APS is a key provider of intervention and services to those experiencing adult maltreatment. While there is some consistency in the practices that APS programs throughout the country have adopted, what is lacking is an evidence base concerning which practices are most effective and how state characteristics (e.g., rurality, access to resources, state- versus county-administered APS programs) are associated with the effectiveness of specific practices. These gaps point to the need for research focused on APS practices and policies to ensure APS leaders and workers have the tools and resources they need to respond efficiently and effectively to clients.

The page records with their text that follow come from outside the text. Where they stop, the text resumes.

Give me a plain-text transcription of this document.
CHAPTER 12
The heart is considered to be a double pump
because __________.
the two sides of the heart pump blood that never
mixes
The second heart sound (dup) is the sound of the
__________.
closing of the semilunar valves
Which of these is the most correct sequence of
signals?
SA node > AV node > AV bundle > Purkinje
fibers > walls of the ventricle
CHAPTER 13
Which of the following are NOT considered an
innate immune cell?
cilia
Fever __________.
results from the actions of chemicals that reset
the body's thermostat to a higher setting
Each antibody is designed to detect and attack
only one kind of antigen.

The adult maltreatment field has created several research agendas in the past few decades. They have included topics related to APS, but there has never been a research agenda which focuses exclusively on the practices, efficacy, and outcomes of APS. The goals of the APS research agenda are to provide guidance to researchers, APS programs, and funders to help move the field forward, to highlight research gaps to help inform the APS field, and, ultimately, to help build a cohesive body of evidence for the APS field.
As part of the updating of the National Voluntary Consensus Guidelines for State APS Systems, ACL solicited research questions from stakeholders during the engagement process. Additional research questions were identified through a literature review. Finally, members of a technical expert panel submitted research questions as well, resulting in a list of 153 research questions. Using a structured process that is designed to build consensus (i.e., modified Delphi process), 61 questions were ranked as high priority.
The 61 questions reveal that there are many important foundational issues related to APS that still remain unanswered, for example:
- What is the impact of caseload size on the quality of APS investigations and interventions?
- What is the impact of interventions for perpetrators on APS client outcomes?
- What is the impact of different time frames for completing investigations on case outcomes?
- What is the impact of specialized APS units (e.g., financial exploitation, self-neglect) on investigation outcomes?
ACL hopes that the APS Research Agenda will encourage researchers to partner with APS programs to answer these important questions. Partnerships between researchers and APS programs are essential to ensure that research is relevant and useful to practitioners and sensitive to the complexities of APS work and the rights of clients.